Biden allies argue that it’s natural for Americans to rally behind their elected leaders in a time of crisis. Some of them say they welcome a referendum on competent management and steady leadership, and Biden himself has sought to sharpen his critiques of Trump along the way.
The RUNDOWN with MaryAlice Parks
White House officials Tuesday underscored a grim reality: Americans should be prepared that 100,000 people in the country could die from the virus.
“I think the more we push on the mitigation the less likelihood it would be that number, but being realistic we need to prepare ourselves that that is a possibility that that is what we will see,” said Dr. Anthony Fauci, the nation’s top infectious disease expert and a member of Trump’s coronavirus task force.
These numbers are shocking, terrifying and hard to image, let alone digest. They are the kind of numbers sadly and normally associated with war or the most deadly diseases.
Around 40,000 Americans died in car crashes last year, another 40,000 women in America died of breast cancer.
In the U.S. more than 4,000 people have died from COVID-19, including more than 900 people in the last 24 hours alone.

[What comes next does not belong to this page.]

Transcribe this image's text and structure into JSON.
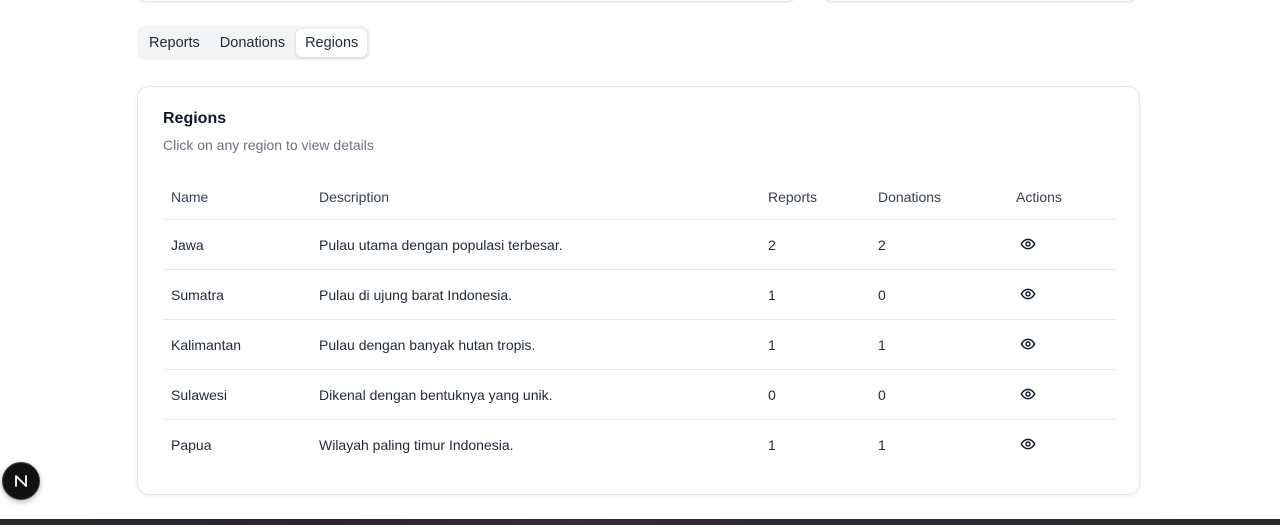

It is frightening, devastating and notable how quickly this disease is the taking lives of neighbors, and loved ones.
White House officials did also say that the extreme social distancing measures have been working to slow the spread of the virus, and that some bright spots in the data out of Washington state and parts of Europe may point to that.
The sobering, public forecast from the administration was also evidence that the president and his team were willing to talk about the challenges and realities of this moment in a new way.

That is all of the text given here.